La réponse aux enjeux est donc en partie politique, mais pas seulement

Exiger l’excellence des salariés passe nécessairement par l’adhésion aux projets d’organisations qui sont de la responsabilité des dirigeants des entreprises : ils doivent afficher une vision industrielle claire, tout en mettant l’humain au cœur de ces enjeux. Car la réussite industrielle passera par une politique fiable et inscrite dans la durée. Il faut donc que l’État crée les conditions pour engager un investissement nécessairement sur le long terme, en impliquant l’ensemble des acteurs, de l’éducation à l’industrie. Mais aussi et surtout, il faut remettre l’humain au cœur des process, avec une communication transparente vis-à-vis du grand public, par exemple sur la question des déchets, sur l’innovation… La confiance avec les salariés doit être retrouvée, et pour cela il faut surtout se donner les moyens d’un dialogue social de qualité, en opposition aux monologues imposés à grand renfort de textes ou d’ordonnances.

Il faut remettre l’humain au cœur des processus

La CGT exige aussi l’excellence, aussi bien en termes d’organisation que sur le volet social, pour accompagner les changements à venir. Les salariés ne doivent plus subir les conséquences de tous ces choix mais agir en amont, en intervenant sur les processus de décisions pour satisfaire leurs revendications. C’est ainsi que doit se construire le paysage industriel de la filière industrielle de demain.
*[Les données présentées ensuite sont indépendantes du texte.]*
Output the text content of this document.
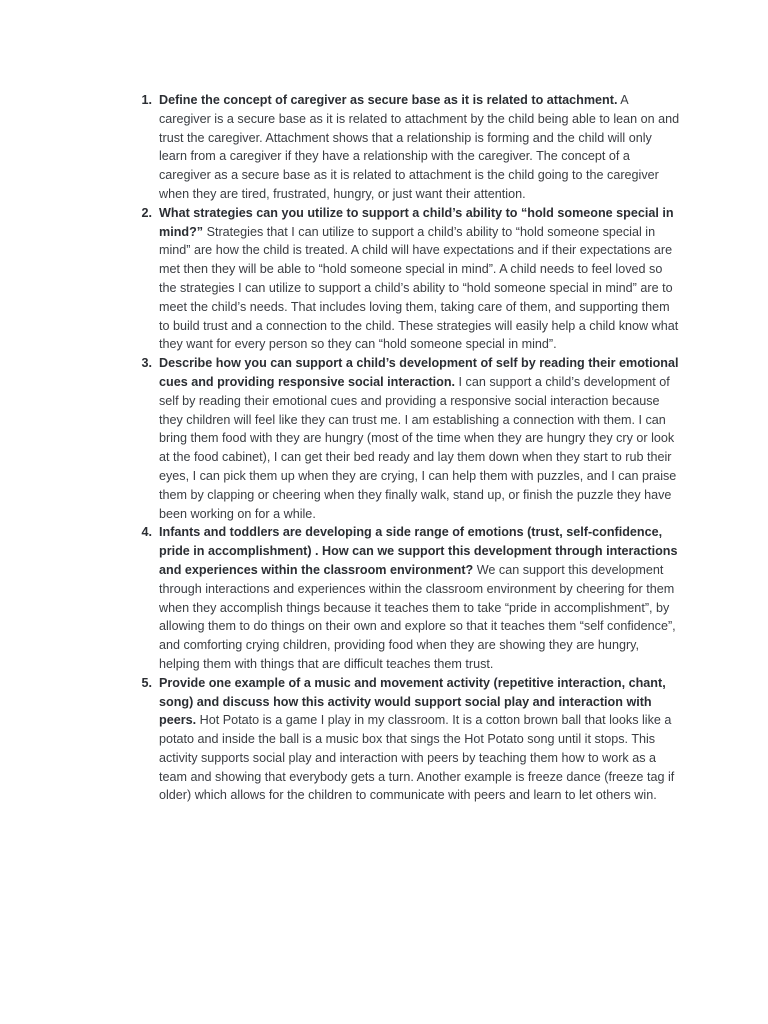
1. Define the concept of caregiver as secure base as it is related to attachment. A caregiver is a secure base as it is related to attachment by the child being able to lean on and trust the caregiver. Attachment shows that a relationship is forming and the child will only learn from a caregiver if they have a relationship with the caregiver. The concept of a caregiver as a secure base as it is related to attachment is the child going to the caregiver when they are tired, frustrated, hungry, or just want their attention.
2. What strategies can you utilize to support a child’s ability to “hold someone special in mind?” Strategies that I can utilize to support a child’s ability to “hold someone special in mind” are how the child is treated. A child will have expectations and if their expectations are met then they will be able to “hold someone special in mind”. A child needs to feel loved so the strategies I can utilize to support a child’s ability to “hold someone special in mind” are to meet the child’s needs. That includes loving them, taking care of them, and supporting them to build trust and a connection to the child. These strategies will easily help a child know what they want for every person so they can “hold someone special in mind”.
3. Describe how you can support a child’s development of self by reading their emotional cues and providing responsive social interaction. I can support a child’s development of self by reading their emotional cues and providing a responsive social interaction because they children will feel like they can trust me. I am establishing a connection with them. I can bring them food with they are hungry (most of the time when they are hungry they cry or look at the food cabinet), I can get their bed ready and lay them down when they start to rub their eyes, I can pick them up when they are crying, I can help them with puzzles, and I can praise them by clapping or cheering when they finally walk, stand up, or finish the puzzle they have been working on for a while.
4. Infants and toddlers are developing a side range of emotions (trust, self-confidence, pride in accomplishment) . How can we support this development through interactions and experiences within the classroom environment? We can support this development through interactions and experiences within the classroom environment by cheering for them when they accomplish things because it teaches them to take “pride in accomplishment”, by allowing them to do things on their own and explore so that it teaches them “self confidence”, and comforting crying children, providing food when they are showing they are hungry, helping them with things that are difficult teaches them trust.
5. Provide one example of a music and movement activity (repetitive interaction, chant, song) and discuss how this activity would support social play and interaction with peers. Hot Potato is a game I play in my classroom. It is a cotton brown ball that looks like a potato and inside the ball is a music box that sings the Hot Potato song until it stops. This activity supports social play and interaction with peers by teaching them how to work as a team and showing that everybody gets a turn. Another example is freeze dance (freeze tag if older) which allows for the children to communicate with peers and learn to let others win.
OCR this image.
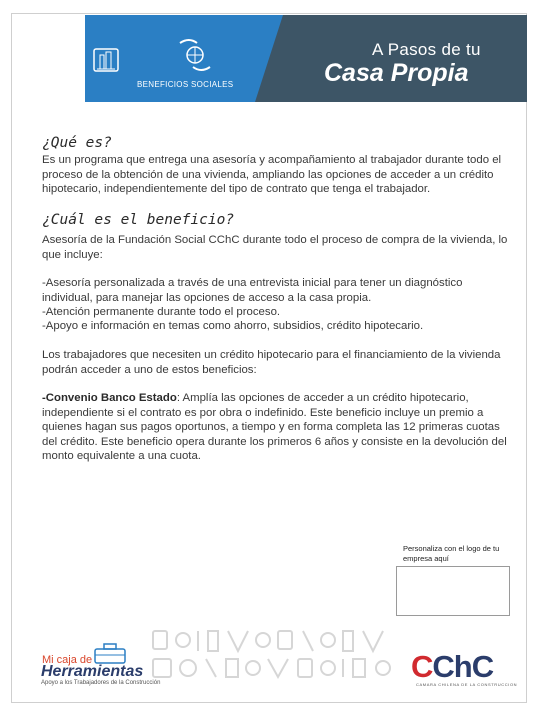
BENEFICIOS SOCIALES
A Pasos de tu
Casa Propia
¿Qué es?
Es un programa que entrega una asesoría y acompañamiento al trabajador durante todo el proceso de la obtención de una vivienda, ampliando las opciones de acceder a un crédito hipotecario, independientemente del tipo de contrato que tenga el trabajador.
¿Cuál es el beneficio?
Asesoría de la Fundación Social CChC durante todo el proceso de compra de la vivienda, lo que incluye:
-Asesoría personalizada a través de una entrevista inicial para tener un diagnóstico individual, para manejar las opciones de acceso a la casa propia.
-Atención permanente durante todo el proceso.
-Apoyo e información en temas como ahorro, subsidios, crédito hipotecario.
Los trabajadores que necesiten un crédito hipotecario para el financiamiento de la vivienda podrán acceder a uno de estos beneficios:
-Convenio Banco Estado: Amplía las opciones de acceder a un crédito hipotecario, independiente si el contrato es por obra o indefinido. Este beneficio incluye un premio a quienes hagan sus pagos oportunos, a tiempo y en forma completa las 12 primeras cuotas del crédito. Este beneficio opera durante los primeros 6 años y consiste en la devolución del monto equivalente a una cuota.
Personaliza con el logo de tu empresa aquí
Mi caja de
Herramientas
Apoyo a los Trabajadores de la Construcción	CChC
CAMARA CHILENA DE LA CONSTRUCCION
Les salariés ne doivent plus subir les conséquences mais agir en amont sur les processus de décisions

Quand on vise le meilleur, cela se paye, n’en déplaise à nos PDG, banquiers ou au gouvernement. Car ce sont les salariés, femmes et hommes, qui font la richesse de l’entre- prise et la richesse, cela se partage. À ce titre, nous ne pouvons que regretter que les revendications portées par la CGT soient, trop souvent, décriées par les directions, que ce soit sur les niveaux d’embauche, les classifications, la formation, l’alternance, la reconnaissance des parcours professionnels… Elles font cruellement défaut, aujourd’hui, pour attirer les jeunes à EDF.